While Goldbach's Strong Conjecture has not been proved, it was established in 1995 that every even number n greater than or equal to four can be expressed as a sum of at most six primes (which follows trivially from the just established proof of Goldbach's Weak Conjecture), and that "every sufficiently large even number can be written as the sum of either two primes, or a prime and a semiprime (the product of two primes) such as 100=23 +7*11.

Proof of Goldbach's Weak Conjecture makes it trivial to prove as a corollary that every even integer can be written as a sum of at most four primes, a significant improvement over the six prime result of 1995, but Harald Helfgott states in a letter quoted in the linked material that progress beyond four prime partitions of even numbers will be much harder.  This is because every even number greater than 4 can be written as a sum of the prime number three (which is an odd prime) and an odd number, and every odd number can be written as a sum of at most three odd primes.

Previous coverage of this conjecture at this blog can be found here.

While this 2013 result has yet to be fully vetted, it will rival Fermat's Last Theorem (proposed in 1637 and first proven in 1995 in a documented and verified form) in notoriety if it is determined to be correct.  Goldbach's conjecture was first stated in 1742.

The Riemann Hypothesis

The Riemann Hypothesis was stated in 1859 (and generalized later).

It has been known since 1997 that the generalized Riemann hypothesis implies Goldbach's weak conjecture.  And, while the converse is not true, both the progress on the Twin Primes conjecture and the progress on Goldbach's Weak Conjecture, make a proof of the generalized Riemann hypothesis, which is the biggest prize in all of number theory because it implies so many other results, seem like something that could be achieved in my lifetime.
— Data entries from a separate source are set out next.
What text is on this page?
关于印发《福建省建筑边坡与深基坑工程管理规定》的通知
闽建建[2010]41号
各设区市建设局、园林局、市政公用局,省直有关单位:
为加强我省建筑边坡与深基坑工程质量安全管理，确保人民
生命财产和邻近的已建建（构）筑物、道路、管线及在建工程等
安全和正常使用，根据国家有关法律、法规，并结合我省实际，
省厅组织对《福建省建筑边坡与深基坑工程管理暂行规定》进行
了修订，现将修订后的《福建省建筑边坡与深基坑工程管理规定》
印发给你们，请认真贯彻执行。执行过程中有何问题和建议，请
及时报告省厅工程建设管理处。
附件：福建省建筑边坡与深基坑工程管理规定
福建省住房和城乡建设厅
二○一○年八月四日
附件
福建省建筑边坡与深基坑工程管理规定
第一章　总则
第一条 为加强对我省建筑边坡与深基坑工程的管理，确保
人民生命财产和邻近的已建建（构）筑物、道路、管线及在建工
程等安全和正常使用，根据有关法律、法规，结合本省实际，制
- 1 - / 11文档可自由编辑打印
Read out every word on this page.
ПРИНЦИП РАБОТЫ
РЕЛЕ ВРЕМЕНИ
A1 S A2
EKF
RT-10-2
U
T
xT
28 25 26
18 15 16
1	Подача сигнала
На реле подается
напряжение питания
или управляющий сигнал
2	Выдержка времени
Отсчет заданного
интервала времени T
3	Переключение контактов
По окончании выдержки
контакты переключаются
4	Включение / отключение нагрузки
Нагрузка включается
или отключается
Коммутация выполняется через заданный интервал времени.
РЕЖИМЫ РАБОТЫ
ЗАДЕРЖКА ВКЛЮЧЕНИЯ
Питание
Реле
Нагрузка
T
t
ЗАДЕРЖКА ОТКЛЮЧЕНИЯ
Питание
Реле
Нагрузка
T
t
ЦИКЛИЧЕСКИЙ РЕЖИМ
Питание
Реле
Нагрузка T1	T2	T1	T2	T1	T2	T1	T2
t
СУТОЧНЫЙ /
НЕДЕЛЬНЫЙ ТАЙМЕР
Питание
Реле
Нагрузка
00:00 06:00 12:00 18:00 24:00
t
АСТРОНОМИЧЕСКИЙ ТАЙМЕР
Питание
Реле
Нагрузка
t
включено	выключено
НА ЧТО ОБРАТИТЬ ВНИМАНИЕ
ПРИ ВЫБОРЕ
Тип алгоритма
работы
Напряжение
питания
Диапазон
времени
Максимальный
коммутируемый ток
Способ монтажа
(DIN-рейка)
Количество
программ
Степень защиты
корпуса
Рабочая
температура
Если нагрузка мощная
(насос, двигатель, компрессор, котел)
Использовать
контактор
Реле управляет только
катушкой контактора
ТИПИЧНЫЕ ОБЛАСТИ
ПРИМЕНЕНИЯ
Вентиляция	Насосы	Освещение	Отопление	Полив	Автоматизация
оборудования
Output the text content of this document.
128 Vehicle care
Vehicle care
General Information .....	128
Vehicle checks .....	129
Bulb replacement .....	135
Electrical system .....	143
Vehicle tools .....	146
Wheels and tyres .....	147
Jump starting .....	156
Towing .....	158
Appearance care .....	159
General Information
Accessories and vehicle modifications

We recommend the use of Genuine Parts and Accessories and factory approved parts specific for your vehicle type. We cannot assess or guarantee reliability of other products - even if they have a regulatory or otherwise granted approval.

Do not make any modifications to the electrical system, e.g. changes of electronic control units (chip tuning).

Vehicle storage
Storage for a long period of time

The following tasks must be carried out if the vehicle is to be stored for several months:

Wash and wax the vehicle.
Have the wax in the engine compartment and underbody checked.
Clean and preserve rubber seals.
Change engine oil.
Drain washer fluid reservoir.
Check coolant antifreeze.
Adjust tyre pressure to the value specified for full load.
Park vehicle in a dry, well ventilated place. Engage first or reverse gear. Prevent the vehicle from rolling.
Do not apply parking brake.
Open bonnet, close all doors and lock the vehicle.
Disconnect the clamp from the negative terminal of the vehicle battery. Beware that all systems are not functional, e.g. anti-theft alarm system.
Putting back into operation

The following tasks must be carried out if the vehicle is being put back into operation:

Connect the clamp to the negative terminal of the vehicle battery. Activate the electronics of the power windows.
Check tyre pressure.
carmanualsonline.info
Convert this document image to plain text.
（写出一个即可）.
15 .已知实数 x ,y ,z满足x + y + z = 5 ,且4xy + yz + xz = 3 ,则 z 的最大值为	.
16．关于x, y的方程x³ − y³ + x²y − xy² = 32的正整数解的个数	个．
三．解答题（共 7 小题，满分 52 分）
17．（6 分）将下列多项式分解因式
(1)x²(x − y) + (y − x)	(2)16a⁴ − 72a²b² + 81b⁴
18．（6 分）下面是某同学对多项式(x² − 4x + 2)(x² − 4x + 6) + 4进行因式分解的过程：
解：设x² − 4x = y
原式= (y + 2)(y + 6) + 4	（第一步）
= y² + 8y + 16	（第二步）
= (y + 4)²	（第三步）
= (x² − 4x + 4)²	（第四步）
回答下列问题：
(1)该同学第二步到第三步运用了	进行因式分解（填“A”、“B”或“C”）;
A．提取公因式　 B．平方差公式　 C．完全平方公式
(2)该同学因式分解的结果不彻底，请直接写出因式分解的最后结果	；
We are on the verge of experiencing a revolution in number theory that fills in the missing links necessary to prove myriad statements about the hidden underlying structure of our number system that can provide a unified foundation for further understanding in a field that has thus far been largely made up of isolated results that seem similar in character to each other but are not yet linked by any real unifying principal.

2 comments:

Mitchell said...

A vixra regular posted "a potential elementary proof" of the Riemann Hypothesis, and asked for refutations.

andrew said...

FWIW, the dedication and Section 5 of the posting really discourage a reader from taking the rest of that paper seriously.